Trabzon'da bir şirkette çalışan bir kişiye şirketin Tokat şubesinde görevlendirilmesi teklif edildi ancak isteği reddedildi. Bu nedenle işe 3 gün gitmeyen kişi işten çıkarıldı. İşten çıkarılmasına karşı çıkarak İş Mahkemesi'ne başvuran kişi, net 800 TL maaş, 500 TL prim ve 100 TL asgari geçim indirimi ve yemek ücretiyle çalıştığını aktardı.
K.T adlı kişi, çalıştığı şirkette yönetimin değiştiğini ve bu nedenle kendisine işten ayrılması için baskı yapıldığını, 3 gün işe gitmediğini ve bu tarihlerde başka bir şubede depoda çalıştığını söyleyerek alacaklarının ödenmediği gerekçesiyle dava açtı.
Çalıştığı şirket ise K.T'nin mazeretsiz olarak üç gün işe gelmemesi nedeniyle iş akdinin feshedildiğini, K.T'nin tüm alacaklarının bordro ile ödendiğini ve başka bir alacağının bulunmadığını iddia etti.
'' DEVAMSIZLIK NEDENİYLE YAPILAN FESİH YERİNDE DEĞİL ''
Yargıtay'a giden dosyada,ü K.T'nin nedeni net olarak belirtilmeden başka bir yere gönderilmesinin iş şartlarında aleyhe değişiklik olduğuna, K.T'nin bu konuda reddetme kararı olduğuna karar verildi. Kararda, başka bir ile görevlendirmeyi kabul etmeyen K.T'in Tokat'taki işyerine devamsızlığından söz edilemeyeceğinden ve devamsızlık nedeniyle yapılan fesihin yerinde olmadığının altı çizildi. Daire, K.T'nin talep ettiği kıdem ve ihbar tazminatı taleplerinin kabulü yerine reddinin hatalı olduğuna hükmetti.
TRAFİK CEZALARININ İŞÇİ MAAŞINDAN KESİLMESİ HUKUKA AYKIRI
Heyet kararında, davacının Temmuz ayı itibariyle 600 TL kapatılmamış avansı olduğundan bahsedilerek, davacıya ödenmesi gereken ücretten 600 TL ücretten, 600 TL avans mahsubunun yerinde olduğu ancak davacının şirkete ait aracı kullanırken aldığı trafik para cezaları nedeniyle davalı şirket tarafından cezanın ödenmesi gerektiği bildirildi.

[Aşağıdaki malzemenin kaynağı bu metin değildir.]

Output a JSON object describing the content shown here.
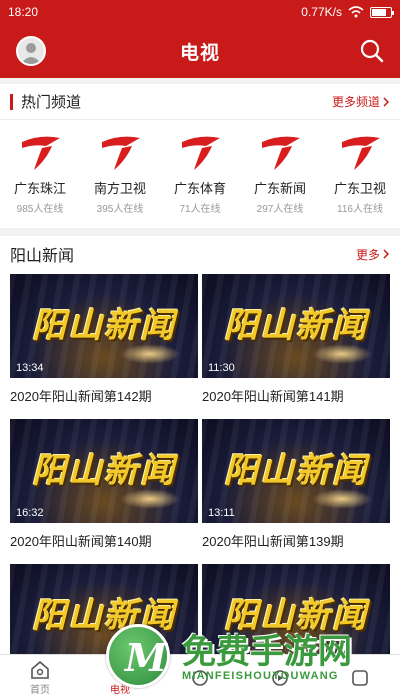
{
  "status_bar": {
    "time": "18:20",
    "speed": "0.77K/s"
  },
  "header": {
    "title": "电视"
  },
  "hot_channels": {
    "title": "热门频道",
    "more_label": "更多频道",
    "items": [
      {
        "name": "广东珠江",
        "viewers": "985人在线"
      },
      {
        "name": "南方卫视",
        "viewers": "395人在线"
      },
      {
        "name": "广东体育",
        "viewers": "71人在线"
      },
      {
        "name": "广东新闻",
        "viewers": "297人在线"
      },
      {
        "name": "广东卫视",
        "viewers": "116人在线"
      }
    ]
  },
  "news": {
    "title": "阳山新闻",
    "more_label": "更多",
    "thumb_text": "阳山新闻",
    "items": [
      {
        "duration": "13:34",
        "caption": "2020年阳山新闻第142期"
      },
      {
        "duration": "11:30",
        "caption": "2020年阳山新闻第141期"
      },
      {
        "duration": "16:32",
        "caption": "2020年阳山新闻第140期"
      },
      {
        "duration": "13:11",
        "caption": "2020年阳山新闻第139期"
      }
    ]
  },
  "bottom_nav": {
    "items": [
      {
        "label": "首页",
        "icon": "home-icon"
      },
      {
        "label": "电视",
        "icon": "tv-icon"
      },
      {
        "label": "",
        "icon": "radio-icon"
      },
      {
        "label": "",
        "icon": "live-icon"
      },
      {
        "label": "",
        "icon": "more-icon"
      }
    ]
  },
  "watermark": {
    "title": "免费手游网",
    "subtitle": "MIANFEISHOUYOUWANG",
    "logo_letter": "M"
  },
  "colors": {
    "brand_red": "#c91a1a",
    "watermark_green": "#3a9a3d"
  }
}
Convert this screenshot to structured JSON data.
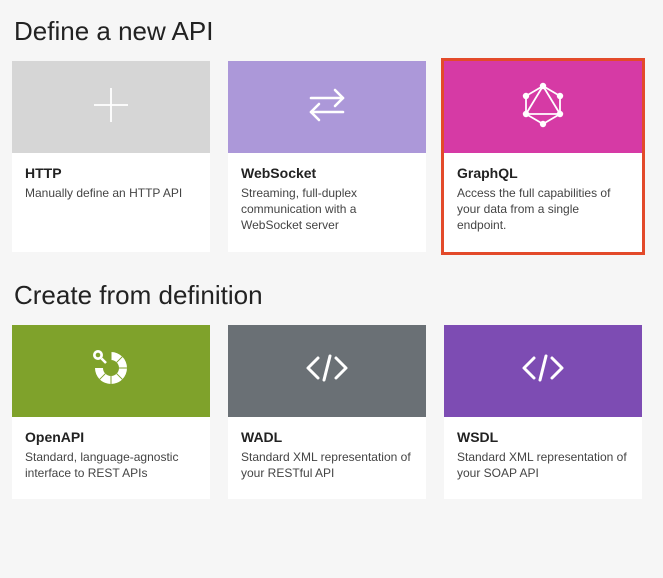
{
  "sections": {
    "define": {
      "heading": "Define a new API",
      "cards": {
        "http": {
          "title": "HTTP",
          "desc": "Manually define an HTTP API"
        },
        "websocket": {
          "title": "WebSocket",
          "desc": "Streaming, full-duplex communication with a WebSocket server"
        },
        "graphql": {
          "title": "GraphQL",
          "desc": "Access the full capabilities of your data from a single endpoint."
        }
      }
    },
    "create": {
      "heading": "Create from definition",
      "cards": {
        "openapi": {
          "title": "OpenAPI",
          "desc": "Standard, language-agnostic interface to REST APIs"
        },
        "wadl": {
          "title": "WADL",
          "desc": "Standard XML representation of your RESTful API"
        },
        "wsdl": {
          "title": "WSDL",
          "desc": "Standard XML representation of your SOAP API"
        }
      }
    }
  },
  "selected_card": "graphql",
  "colors": {
    "highlight": "#e34a2a",
    "http": "#d6d6d6",
    "websocket": "#ac98d9",
    "graphql": "#d63aa5",
    "openapi": "#7fa22b",
    "wadl": "#6a7075",
    "wsdl": "#7d4cb3"
  }
}
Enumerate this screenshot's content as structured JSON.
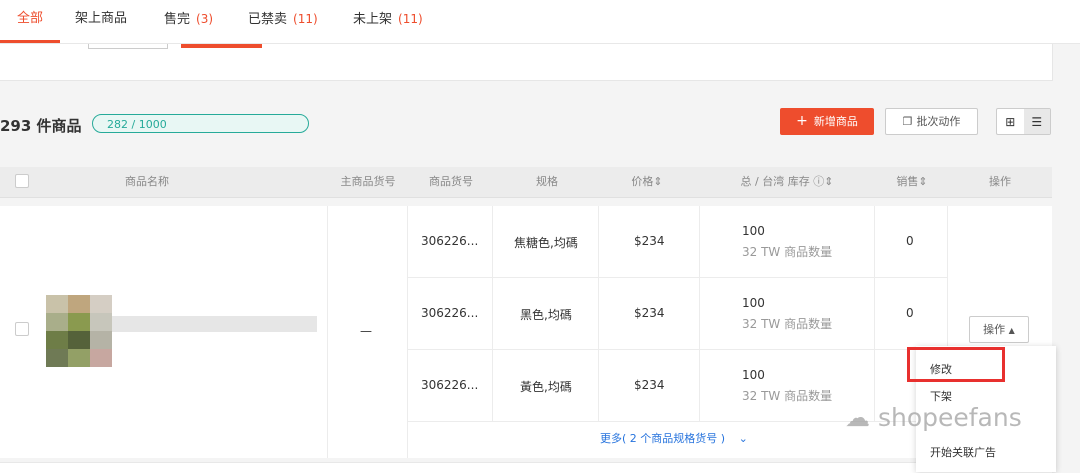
{
  "tabs": [
    {
      "label": "全部",
      "count": ""
    },
    {
      "label": "架上商品",
      "count": ""
    },
    {
      "label": "售完",
      "count": "(3)"
    },
    {
      "label": "已禁卖",
      "count": "(11)"
    },
    {
      "label": "未上架",
      "count": "(11)"
    }
  ],
  "toolbar": {
    "product_count": "293 件商品",
    "quota": "282 / 1000",
    "add_button": "新增商品",
    "batch_button": "批次动作"
  },
  "table": {
    "headers": {
      "name": "商品名称",
      "parent_sku": "主商品货号",
      "sku": "商品货号",
      "variation": "规格",
      "price": "价格",
      "stock": "总 / 台湾 库存",
      "sales": "销售",
      "actions": "操作"
    },
    "product": {
      "parent_sku": "—",
      "variants": [
        {
          "sku": "306226...",
          "variation": "焦糖色,均碼",
          "price": "$234",
          "stock_total": "100",
          "stock_tw": "32 TW 商品数量",
          "sales": "0"
        },
        {
          "sku": "306226...",
          "variation": "黑色,均碼",
          "price": "$234",
          "stock_total": "100",
          "stock_tw": "32 TW 商品数量",
          "sales": "0"
        },
        {
          "sku": "306226...",
          "variation": "黃色,均碼",
          "price": "$234",
          "stock_total": "100",
          "stock_tw": "32 TW 商品数量",
          "sales": ""
        }
      ],
      "more_link": "更多( 2 个商品规格货号 )"
    },
    "action_button": "操作"
  },
  "dropdown": {
    "items": [
      "修改",
      "下架",
      "",
      "开始关联广告"
    ]
  },
  "watermark": "shopeefans",
  "colors": {
    "accent": "#ee4d2d",
    "quota": "#26aa99",
    "link": "#2673dd",
    "highlight": "#e8302e"
  },
  "icons": {
    "add": "plus-icon",
    "batch": "copy-icon",
    "grid_view": "grid-icon",
    "list_view": "list-icon",
    "sort": "sort-icon",
    "info": "info-icon",
    "dropdown_arrow": "caret-up-icon",
    "more_arrow": "chevron-down-icon",
    "watermark_logo": "wechat-icon"
  }
}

Trafik cezası ücretinin davacı işçinin maaşından kesilmesinin mevzuata aykırı olduğu belirtilerek, '' Davacının hak ettiği Temmuz ayı ücretinden yalnızca 600 TL avans mahsup edilip baliyesi belirlendikten sonra ıslah edilmeyen dava dilekçesindeki 50 TL'in taleple bağlılık kuralı gereği hüküm altına alınması gerektiğinin gözetilmemesi hatalıdır'' denildi.